Contrary to the narrative that prevailed for decades, the Saudi state, or the concept thereof, date back to the days when the people of the Arabian Peninsula, starting from the central region of Najd, aspired for stable governance and a state that runs their affairs, guarantees their safety and security, and facilitates their lives.
The Saudi state was founded by the Royal Family ancestor Mohammad bin Saud in 1727. That was the true moment of foundation, not any other. So, who is Mohammad bin Saud?
Imam Mohammad bin Saud (died in 1765) is the hero and true founder of the Saudi legacy. He was the descendant of a noble family that ruled the city of Diriyah. Under some of his ancestors, the rule of the family sometimes expanded beyond the city’s borders.

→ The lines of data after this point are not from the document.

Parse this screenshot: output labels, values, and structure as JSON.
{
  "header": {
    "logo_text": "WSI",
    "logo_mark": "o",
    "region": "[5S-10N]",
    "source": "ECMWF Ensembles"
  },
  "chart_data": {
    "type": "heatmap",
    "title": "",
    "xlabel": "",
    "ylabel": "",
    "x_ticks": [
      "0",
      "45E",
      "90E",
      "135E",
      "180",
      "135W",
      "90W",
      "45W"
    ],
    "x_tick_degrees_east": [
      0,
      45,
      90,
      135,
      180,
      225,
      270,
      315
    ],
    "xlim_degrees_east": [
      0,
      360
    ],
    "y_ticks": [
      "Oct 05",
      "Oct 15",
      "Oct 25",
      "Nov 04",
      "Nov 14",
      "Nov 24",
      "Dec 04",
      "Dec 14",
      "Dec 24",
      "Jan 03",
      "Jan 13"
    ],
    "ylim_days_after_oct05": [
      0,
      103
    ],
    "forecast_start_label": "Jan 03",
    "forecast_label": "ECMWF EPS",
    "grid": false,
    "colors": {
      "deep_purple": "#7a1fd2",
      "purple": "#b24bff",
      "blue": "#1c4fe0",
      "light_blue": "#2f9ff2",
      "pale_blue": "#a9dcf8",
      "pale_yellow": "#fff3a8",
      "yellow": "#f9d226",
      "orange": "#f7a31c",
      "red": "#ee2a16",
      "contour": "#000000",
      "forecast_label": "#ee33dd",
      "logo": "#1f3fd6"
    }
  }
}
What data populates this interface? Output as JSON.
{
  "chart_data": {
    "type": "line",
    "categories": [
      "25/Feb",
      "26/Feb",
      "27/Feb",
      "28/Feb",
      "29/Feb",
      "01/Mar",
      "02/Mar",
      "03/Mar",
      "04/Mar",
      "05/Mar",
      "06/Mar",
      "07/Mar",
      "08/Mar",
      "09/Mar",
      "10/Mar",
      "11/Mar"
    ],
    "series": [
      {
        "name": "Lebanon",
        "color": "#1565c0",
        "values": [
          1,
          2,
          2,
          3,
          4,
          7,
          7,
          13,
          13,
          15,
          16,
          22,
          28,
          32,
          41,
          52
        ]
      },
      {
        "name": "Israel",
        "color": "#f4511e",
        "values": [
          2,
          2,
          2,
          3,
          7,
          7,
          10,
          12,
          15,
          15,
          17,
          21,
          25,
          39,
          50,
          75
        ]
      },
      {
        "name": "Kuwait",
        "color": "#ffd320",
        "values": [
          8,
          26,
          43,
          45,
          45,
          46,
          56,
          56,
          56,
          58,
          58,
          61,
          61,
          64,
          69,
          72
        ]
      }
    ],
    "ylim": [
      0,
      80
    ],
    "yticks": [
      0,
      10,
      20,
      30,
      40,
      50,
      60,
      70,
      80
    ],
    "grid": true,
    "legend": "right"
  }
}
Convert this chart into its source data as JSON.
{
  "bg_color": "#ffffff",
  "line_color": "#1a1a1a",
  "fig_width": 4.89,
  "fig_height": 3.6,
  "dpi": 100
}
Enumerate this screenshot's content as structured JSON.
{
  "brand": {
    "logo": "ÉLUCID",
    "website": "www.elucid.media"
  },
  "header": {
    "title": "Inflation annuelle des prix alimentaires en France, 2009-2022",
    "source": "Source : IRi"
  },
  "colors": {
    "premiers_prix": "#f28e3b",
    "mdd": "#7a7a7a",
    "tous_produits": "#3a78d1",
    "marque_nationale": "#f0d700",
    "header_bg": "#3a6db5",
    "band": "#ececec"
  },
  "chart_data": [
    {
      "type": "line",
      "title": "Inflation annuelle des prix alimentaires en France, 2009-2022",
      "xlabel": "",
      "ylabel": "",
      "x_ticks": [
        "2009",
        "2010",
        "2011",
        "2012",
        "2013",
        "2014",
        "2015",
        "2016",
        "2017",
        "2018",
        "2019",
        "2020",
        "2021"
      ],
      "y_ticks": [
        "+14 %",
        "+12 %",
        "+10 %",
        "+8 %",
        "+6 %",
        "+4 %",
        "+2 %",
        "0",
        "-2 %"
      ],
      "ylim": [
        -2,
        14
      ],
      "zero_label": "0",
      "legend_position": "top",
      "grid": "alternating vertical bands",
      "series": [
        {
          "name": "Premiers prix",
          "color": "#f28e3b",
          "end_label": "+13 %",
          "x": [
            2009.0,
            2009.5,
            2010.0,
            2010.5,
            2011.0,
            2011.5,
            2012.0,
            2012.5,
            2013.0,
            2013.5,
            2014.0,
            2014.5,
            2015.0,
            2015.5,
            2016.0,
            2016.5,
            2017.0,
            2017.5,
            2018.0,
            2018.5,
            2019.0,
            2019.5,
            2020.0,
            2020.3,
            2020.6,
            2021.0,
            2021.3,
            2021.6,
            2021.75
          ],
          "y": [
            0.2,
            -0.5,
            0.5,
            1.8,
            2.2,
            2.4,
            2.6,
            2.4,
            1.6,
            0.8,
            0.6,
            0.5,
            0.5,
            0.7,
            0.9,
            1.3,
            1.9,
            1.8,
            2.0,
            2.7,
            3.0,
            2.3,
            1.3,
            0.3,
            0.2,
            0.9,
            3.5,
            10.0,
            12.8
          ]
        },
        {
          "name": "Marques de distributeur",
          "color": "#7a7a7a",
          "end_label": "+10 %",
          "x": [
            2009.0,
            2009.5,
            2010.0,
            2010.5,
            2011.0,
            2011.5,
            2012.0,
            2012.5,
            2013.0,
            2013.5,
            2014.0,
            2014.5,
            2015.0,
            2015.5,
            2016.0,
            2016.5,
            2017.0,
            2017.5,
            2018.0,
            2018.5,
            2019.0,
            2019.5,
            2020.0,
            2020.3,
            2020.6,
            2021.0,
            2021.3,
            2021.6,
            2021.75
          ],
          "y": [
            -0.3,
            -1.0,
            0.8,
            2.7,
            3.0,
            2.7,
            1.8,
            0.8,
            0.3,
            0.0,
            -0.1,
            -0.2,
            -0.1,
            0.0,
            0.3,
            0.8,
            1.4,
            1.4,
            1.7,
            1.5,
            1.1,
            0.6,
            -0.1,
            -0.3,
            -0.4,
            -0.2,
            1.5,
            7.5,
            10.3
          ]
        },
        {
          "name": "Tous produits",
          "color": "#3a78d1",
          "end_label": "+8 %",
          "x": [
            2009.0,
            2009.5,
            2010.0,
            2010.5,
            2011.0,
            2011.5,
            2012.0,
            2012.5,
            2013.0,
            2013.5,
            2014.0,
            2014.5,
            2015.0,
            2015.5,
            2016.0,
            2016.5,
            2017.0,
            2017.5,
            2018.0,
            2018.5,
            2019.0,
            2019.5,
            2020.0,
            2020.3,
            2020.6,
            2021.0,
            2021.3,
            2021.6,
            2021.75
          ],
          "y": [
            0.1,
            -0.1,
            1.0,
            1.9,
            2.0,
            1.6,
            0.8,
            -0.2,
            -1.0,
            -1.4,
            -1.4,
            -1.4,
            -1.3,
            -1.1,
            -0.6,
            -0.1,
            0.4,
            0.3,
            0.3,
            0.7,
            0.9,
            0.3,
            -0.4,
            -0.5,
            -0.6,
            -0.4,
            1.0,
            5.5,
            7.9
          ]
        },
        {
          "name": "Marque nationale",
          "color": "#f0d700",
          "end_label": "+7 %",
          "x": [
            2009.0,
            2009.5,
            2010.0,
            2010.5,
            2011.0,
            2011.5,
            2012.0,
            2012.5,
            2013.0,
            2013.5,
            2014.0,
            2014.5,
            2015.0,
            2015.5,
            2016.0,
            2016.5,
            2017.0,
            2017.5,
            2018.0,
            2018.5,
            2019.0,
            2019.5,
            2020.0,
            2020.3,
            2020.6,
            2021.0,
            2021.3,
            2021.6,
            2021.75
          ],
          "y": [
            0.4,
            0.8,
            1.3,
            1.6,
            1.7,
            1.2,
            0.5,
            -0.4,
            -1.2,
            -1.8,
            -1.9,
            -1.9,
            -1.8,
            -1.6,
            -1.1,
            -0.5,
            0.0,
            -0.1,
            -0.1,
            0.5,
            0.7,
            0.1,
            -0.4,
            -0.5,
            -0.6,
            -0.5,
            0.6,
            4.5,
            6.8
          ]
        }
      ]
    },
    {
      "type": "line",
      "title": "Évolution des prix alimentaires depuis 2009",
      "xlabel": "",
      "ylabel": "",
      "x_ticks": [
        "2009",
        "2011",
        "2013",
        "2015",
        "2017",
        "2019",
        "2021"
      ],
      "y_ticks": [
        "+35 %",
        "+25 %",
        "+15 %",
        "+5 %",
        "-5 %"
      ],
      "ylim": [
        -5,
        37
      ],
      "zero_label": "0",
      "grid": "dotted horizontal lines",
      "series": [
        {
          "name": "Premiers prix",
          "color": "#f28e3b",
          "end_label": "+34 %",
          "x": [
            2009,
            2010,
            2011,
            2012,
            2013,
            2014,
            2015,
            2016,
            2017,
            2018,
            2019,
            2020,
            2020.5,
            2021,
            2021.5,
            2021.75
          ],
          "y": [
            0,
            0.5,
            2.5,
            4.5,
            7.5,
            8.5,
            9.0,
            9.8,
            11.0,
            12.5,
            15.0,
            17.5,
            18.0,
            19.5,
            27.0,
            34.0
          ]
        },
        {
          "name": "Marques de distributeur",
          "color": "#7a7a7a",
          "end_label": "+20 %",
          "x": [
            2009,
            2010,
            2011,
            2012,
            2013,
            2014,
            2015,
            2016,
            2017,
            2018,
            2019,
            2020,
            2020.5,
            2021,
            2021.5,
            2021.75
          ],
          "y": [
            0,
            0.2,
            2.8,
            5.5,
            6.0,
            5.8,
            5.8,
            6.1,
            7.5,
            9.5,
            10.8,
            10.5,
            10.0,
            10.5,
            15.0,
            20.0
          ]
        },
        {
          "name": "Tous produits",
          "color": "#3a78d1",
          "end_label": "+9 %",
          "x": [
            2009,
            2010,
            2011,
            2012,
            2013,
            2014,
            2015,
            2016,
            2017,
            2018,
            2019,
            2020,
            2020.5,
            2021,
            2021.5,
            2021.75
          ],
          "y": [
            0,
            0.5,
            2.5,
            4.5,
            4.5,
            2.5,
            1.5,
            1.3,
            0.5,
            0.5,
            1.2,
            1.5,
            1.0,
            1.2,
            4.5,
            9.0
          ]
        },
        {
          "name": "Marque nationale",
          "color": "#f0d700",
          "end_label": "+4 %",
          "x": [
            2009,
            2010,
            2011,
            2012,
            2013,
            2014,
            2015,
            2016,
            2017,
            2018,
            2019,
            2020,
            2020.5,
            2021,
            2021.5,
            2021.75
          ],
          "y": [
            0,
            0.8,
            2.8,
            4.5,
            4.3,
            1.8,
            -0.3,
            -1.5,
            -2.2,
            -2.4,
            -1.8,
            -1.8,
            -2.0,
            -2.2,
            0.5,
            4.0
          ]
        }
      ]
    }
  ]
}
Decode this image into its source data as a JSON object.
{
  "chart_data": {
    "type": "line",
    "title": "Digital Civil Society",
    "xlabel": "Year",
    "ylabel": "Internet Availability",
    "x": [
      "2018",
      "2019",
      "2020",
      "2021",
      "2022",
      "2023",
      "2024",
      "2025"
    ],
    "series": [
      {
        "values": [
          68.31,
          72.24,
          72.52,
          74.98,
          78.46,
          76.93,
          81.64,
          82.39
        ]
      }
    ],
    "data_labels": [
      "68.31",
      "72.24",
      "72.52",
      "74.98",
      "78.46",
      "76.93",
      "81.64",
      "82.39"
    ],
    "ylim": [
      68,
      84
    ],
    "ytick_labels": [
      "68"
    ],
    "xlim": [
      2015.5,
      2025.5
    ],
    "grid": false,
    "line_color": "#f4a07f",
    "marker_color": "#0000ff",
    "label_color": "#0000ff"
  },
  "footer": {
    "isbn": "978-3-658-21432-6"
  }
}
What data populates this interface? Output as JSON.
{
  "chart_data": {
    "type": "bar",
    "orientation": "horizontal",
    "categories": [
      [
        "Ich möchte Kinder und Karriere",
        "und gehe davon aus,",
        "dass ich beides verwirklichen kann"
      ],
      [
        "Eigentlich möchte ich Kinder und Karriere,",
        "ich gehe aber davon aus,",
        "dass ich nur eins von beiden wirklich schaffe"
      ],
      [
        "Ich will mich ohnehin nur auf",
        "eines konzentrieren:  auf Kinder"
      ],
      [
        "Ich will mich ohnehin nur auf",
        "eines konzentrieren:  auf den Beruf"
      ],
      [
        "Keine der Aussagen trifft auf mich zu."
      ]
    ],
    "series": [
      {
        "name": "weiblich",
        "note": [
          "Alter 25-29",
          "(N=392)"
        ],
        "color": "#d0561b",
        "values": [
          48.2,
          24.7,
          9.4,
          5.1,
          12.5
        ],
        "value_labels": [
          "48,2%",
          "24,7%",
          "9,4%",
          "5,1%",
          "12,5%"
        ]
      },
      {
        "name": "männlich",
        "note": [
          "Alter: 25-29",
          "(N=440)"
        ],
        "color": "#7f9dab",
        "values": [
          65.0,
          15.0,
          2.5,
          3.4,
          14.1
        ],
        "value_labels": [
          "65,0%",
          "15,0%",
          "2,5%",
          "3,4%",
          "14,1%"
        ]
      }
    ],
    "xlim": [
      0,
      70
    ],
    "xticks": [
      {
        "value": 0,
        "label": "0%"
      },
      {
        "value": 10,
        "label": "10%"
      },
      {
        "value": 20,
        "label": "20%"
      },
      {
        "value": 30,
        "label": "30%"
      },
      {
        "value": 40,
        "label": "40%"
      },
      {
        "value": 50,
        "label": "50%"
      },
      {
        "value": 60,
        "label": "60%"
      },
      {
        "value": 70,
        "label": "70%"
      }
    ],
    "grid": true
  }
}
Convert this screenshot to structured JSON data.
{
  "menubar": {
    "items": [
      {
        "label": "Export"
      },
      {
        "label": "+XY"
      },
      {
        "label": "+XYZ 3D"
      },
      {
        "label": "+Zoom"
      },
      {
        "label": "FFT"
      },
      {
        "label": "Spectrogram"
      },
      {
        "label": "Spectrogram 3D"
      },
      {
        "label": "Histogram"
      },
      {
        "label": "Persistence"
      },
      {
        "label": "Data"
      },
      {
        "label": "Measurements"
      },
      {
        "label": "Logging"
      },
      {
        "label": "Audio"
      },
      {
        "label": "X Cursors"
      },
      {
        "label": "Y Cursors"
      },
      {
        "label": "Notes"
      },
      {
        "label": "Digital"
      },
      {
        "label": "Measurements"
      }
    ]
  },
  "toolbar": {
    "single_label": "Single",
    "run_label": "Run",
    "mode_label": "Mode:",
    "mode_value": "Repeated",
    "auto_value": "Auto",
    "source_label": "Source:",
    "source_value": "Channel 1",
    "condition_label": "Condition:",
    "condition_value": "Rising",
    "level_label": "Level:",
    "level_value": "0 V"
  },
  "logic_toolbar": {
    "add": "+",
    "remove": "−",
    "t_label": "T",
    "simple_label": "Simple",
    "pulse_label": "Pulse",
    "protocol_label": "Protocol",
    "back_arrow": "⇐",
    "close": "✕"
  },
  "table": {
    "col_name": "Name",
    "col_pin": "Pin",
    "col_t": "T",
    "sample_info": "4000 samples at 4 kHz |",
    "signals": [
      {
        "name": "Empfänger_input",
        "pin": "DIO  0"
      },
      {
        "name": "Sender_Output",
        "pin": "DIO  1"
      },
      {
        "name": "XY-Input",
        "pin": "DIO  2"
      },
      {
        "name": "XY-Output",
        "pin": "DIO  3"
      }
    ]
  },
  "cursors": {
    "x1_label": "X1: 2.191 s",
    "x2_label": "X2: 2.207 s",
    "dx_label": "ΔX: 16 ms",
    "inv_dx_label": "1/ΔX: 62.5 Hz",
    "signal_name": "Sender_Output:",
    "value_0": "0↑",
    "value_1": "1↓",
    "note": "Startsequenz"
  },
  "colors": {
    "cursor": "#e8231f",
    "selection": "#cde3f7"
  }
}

The oldest known ancestor to the Saud family was Mani’ al-Muraydi, who established the emirate of Diriyah in 1446. However, it was only in 1744, nearly 300 years later, that Mohammad bin Saud met Muhammad bin Abdul Wahhab.
Mohammad bin Saud was a man with intent, ambition, and political wisdom. Many local and foreign historians have detailed his life and story, most notably, the late historian Mounir al-Ajlani.
Al-Ajlani called for reaffirming appreciation to the founding emir and refuted the prevailing narrative claiming Mohammad bin Saud had no knowledge of the Islamic reformism and da’wah of Sheikh Mohammad bin Abdul Wahab. Rather, the accounts of Ibn Bishr and other historians claim he willingly embraced it and by no means did it come as a surprise to him.
Al-Ajlani says Diriyah was no stranger to Sheikh Abdul Wahab and his da’wah, for the latter had close connections to and frequent communication with many of its men way before he sought refuge in the city. Among them was Mohammad bin Saud’s son and successor, Abdulaziz. As such, al-Ajlani wonders, did Mohammad bin Saud let his son Abdulaziz exchange letters with the Sheikh without his knowledge?
Al-Ajlani cites whom he calls the great French historian Mengin, who obtained his information from those exiled from Saudi Arabia to Cairo, as saying that the Sheikh shared his plan entirely with the emir of Diriyah beforehand, and that his migration to Diriyah in the first place was preceded by many precise arrangements and an initial invite from the emir, who sent knights to welcome and accompany him before he reached the city (“History of the Saudi Arabian country”, Munir al-Ajlani, volume 1, page 94).
Al-Ajlani wrote his book in the era of King Faisal, relying on multi-lingual documents and local sources, as well as personal interviews with senior members of the Saudi Royal family and senior officials in the Saudi state since the era of King Abdulaziz.
This is but a small insight into the life and journey of the First Founder, Muhammad bin Saud.